In Throughput and Response Time I described the essence of what we mean by software performance, but there are some additional meanings that are important to consider in many cases. So here is a bigger list of what we mean when we talk about performance:
- Response Time
- Resource Utilization, eg memory footprint
- Overload or failure characteristics
- Capacity planning
So lets take these one by one, starting with Scalability. Scalability is how well performance of the system can be improved by adding more hardware. Every software system has limitations to performance, and the underlying cause is often a limit to how fast part of the hardware can go. If the software has good scalability then you can add more of whatever is maxed out and get better performance. Often times we think about scalability simply as the ability to add more servers. For example, Google’s system is highly scalable, they have thousands of servers running all their apps, and as usage grows they just keep adding more servers to keep up with demand. They ‘scale up’. Scalability doesn’t have to be only about scaling across separate servers, we may want run some software on one individual server, but care if it is scalable as we add more CPUs or more disks.
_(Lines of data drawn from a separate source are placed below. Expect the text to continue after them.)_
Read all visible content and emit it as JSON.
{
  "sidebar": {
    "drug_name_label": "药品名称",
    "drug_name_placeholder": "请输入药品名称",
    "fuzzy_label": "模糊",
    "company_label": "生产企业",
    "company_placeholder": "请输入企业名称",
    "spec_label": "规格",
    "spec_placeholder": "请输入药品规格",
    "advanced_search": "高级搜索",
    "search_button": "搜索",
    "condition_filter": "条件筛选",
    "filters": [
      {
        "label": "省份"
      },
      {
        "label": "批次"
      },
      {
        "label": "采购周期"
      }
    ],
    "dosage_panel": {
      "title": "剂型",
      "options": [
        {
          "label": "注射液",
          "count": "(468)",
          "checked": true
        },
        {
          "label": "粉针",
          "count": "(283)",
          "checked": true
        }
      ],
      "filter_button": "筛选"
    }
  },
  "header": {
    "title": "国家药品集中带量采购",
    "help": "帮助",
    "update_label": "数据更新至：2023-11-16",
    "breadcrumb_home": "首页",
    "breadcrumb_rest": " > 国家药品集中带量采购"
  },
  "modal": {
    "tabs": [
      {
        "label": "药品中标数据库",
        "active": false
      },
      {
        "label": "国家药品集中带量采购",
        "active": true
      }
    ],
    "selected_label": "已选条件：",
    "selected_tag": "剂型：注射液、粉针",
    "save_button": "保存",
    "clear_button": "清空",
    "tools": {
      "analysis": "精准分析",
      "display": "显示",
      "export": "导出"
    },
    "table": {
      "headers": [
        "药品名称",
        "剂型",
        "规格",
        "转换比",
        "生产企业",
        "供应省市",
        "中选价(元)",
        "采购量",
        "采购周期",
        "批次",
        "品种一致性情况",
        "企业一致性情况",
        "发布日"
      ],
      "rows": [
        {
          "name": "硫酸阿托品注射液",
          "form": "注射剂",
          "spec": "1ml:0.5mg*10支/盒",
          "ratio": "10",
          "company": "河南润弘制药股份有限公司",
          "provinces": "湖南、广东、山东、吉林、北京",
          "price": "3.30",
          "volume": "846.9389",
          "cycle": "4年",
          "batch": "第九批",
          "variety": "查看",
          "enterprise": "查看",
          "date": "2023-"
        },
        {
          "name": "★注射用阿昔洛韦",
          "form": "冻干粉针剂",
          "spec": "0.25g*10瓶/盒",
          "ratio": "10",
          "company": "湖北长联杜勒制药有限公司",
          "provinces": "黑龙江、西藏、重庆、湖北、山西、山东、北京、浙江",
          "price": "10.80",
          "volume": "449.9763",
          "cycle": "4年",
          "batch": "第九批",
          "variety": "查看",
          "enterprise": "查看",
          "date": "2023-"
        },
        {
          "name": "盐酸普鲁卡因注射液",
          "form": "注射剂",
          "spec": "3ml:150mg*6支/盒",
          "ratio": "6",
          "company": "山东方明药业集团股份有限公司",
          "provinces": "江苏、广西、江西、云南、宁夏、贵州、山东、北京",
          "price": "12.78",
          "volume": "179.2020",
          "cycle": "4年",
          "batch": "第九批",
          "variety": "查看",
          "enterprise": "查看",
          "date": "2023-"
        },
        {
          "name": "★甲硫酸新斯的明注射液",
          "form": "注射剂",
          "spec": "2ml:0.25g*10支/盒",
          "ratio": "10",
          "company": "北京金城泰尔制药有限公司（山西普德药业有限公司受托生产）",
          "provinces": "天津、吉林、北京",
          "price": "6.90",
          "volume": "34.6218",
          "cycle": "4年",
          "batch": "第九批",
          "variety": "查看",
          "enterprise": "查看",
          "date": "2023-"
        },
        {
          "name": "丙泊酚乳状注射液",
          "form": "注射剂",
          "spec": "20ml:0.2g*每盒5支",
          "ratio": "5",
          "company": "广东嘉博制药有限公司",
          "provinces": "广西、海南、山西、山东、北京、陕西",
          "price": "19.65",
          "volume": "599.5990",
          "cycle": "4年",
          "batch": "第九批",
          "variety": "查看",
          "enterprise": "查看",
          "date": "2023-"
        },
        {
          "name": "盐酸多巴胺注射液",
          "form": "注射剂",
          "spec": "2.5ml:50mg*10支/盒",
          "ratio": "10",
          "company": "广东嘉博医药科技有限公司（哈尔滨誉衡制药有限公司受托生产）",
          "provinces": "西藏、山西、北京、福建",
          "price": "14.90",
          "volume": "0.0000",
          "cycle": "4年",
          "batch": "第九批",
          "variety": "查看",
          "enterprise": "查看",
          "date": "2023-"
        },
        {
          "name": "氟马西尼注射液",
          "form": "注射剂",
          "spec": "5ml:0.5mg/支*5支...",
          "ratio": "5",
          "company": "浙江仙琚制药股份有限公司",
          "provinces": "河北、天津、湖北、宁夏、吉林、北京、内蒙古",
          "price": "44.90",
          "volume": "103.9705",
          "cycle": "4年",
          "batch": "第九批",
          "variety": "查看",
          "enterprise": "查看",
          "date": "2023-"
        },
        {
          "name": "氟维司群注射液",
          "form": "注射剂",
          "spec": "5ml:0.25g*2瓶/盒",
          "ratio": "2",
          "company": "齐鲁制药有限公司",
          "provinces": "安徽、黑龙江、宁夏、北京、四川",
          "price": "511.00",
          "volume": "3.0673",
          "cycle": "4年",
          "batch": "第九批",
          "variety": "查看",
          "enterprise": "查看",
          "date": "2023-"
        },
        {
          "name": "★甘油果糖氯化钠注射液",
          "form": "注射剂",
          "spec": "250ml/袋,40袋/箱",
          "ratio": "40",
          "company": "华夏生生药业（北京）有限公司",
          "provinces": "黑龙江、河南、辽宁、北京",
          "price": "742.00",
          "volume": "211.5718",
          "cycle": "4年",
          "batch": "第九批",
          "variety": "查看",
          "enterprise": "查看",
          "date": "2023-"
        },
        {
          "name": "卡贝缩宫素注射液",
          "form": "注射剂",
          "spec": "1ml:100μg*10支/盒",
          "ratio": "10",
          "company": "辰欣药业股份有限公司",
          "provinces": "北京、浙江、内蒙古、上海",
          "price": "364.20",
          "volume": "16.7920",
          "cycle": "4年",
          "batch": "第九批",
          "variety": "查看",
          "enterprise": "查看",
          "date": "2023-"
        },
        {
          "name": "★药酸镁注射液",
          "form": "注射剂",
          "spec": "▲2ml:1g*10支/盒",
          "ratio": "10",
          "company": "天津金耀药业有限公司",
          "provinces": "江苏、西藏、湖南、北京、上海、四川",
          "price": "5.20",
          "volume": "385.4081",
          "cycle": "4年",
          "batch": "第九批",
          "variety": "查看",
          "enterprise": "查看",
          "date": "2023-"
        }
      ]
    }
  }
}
Relational databases are the classic example of this, its hard to run a cluster of database servers operating as one, so when we need better performance from a database its cheaper to upgrade to a more powerful server with more CPUs, RAM, and disks. Good scalability often comes with a small compromise in response time or throughput for one individual server. Ie, designing your software without caring about scalability might mean its performance is better then the same application designed with high scalability when both versions are running on just one server. But the scalable design can be scaled up to support more users, more work, or respond more quickly by adding more hardware, where the unscalable design will be stuck with the performance of a single server.
Stability is concerned with how the software stands up to heavy use by lots of users doing lots of work for a long period of time. Stable software crashes rarely and has few errors, unstable software crashes a lot and has problems completing work correctly. Stability is tied up with other performance topics because many stability problems only show up when performance testing with lots of users, and a high load on the system, so whoever is doing performance testing work usually has to also work on the stability of the system.
When looking at resource utilization, we care about how the software uses CPU, RAM, disk IO, disk space, and network capacity. All of these hardware resources are limited, and its desirable for our software to use these resources carefully. Under high load resource utilization will be higher than testing just one user with one use case, so just like stability, studying resource utilization is in the domain of performance testing.
Every software application has a limit to how fast it can go, how many users it can support, etc. When the system is overloaded by going beyond these limits then the software may fail by crashing, causing data loss, incorrectly completing work, dropping users, etc. These are the failure modes or overload characteristics of the application. The most desirable failure mode is that work backlogs and response time goes down, while throughput stays close to 100% of its max. The least desirable failure modes are when the system totally locks up during an overload, and throughput drops to 0. Understanding the overload characteristics are important for capacity planning.
Capacity planning is preparing for the demands on the software system in the future by understanding the performance characteristics of the application, predicting how many users and what kind of workload that application will have, and then setting up the right hardware to be able to run the software with the needed performance, without spending more money on hardware then you need to.